When a friend approaches you about saving money on food shopping, sometimes it can be difficult to get the conversation started. So many people think that saving money on groceries entails using the strategies of Extreme Couponing. They have visions of bringing in stacks of coupons and paying a few dollars for hundreds of dollars worth of groceries. Or, they may feel overwhelmed by the idea of using coupons and think this is the only way to save money. In reality, many people don’t use coupons (2.6 billion were redeemed in 2008 according to NPR) for a variety of reasons including time, lack of knowledge, and money. Depending on the types of food and products you buy for your family, you may not find coupons help you save money.
How do you start the conversation about saving money on the food bill?
Find out how they shop. It’s so easy to throw a bunch of tips out there, and we all have our favorites. A newbie is looking for something simple they can start doing now. Hook them with instant gratification, and they’ll be willing to listen to the rest of what you have to share.
Questions to ask:
- Do they keep a running list for grocery shopping?

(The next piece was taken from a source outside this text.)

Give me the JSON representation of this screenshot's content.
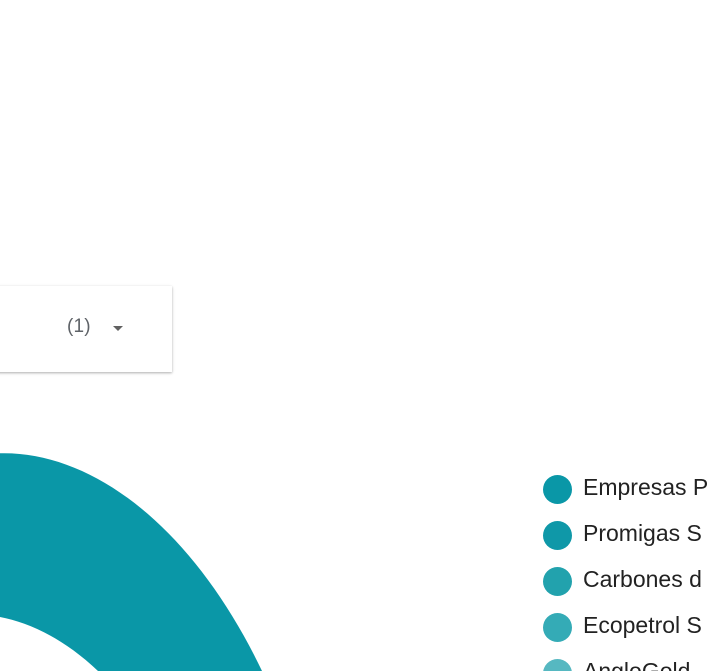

- How often do they go to the store?
- What kind of storage space do they have? If they’re a large family but don’t have space to store a lot of milk, they may need to make a second trip during the week for milk. Ditto for fresh fruits and vegetables.
- When do they food shop? Someone shopping on the way home from work may not have the time and energy to use lots of coupons. They might be more interested in sitting down with the grocery store inserts Thursday evening and making a list of sales for next week’s grocery trip.
Once you’ve listened to your friend and understand what their needs and wants are, suggest that they start with a list, if they don’t have one. Having a list that you stick to prevents impulse buying from the beginning. A list can be organized by store layout or have like items grouped together. There’s lots of free printable grocery lists available online. Many grocery stores post their store layout on their website.
Then, for the next month, suggest that your friend keep all her food receipts – grocery store, big box store, or drugstore. These receipts become the basis for a price book, a record of what you paid for each item broken down into cost per ounce or pound. They also show patterns of buying over a month’s time. For example, your friend might think she only uses 2 gallons of milk each week, but it’s really 4 gallons because she’ll run out by Thursday and have to make another trip. She’ll have a basic list of items to buy each week along with the amount needed to get through the week.
Finally, suggest keeping a running total of how much is spent on groceries. The act of writing down the numbers makes the spending real for people in this age of debit and credit card spending. Another option is to use financial software, like Quicken and Money, to categorize grocery spending and run monthly reports.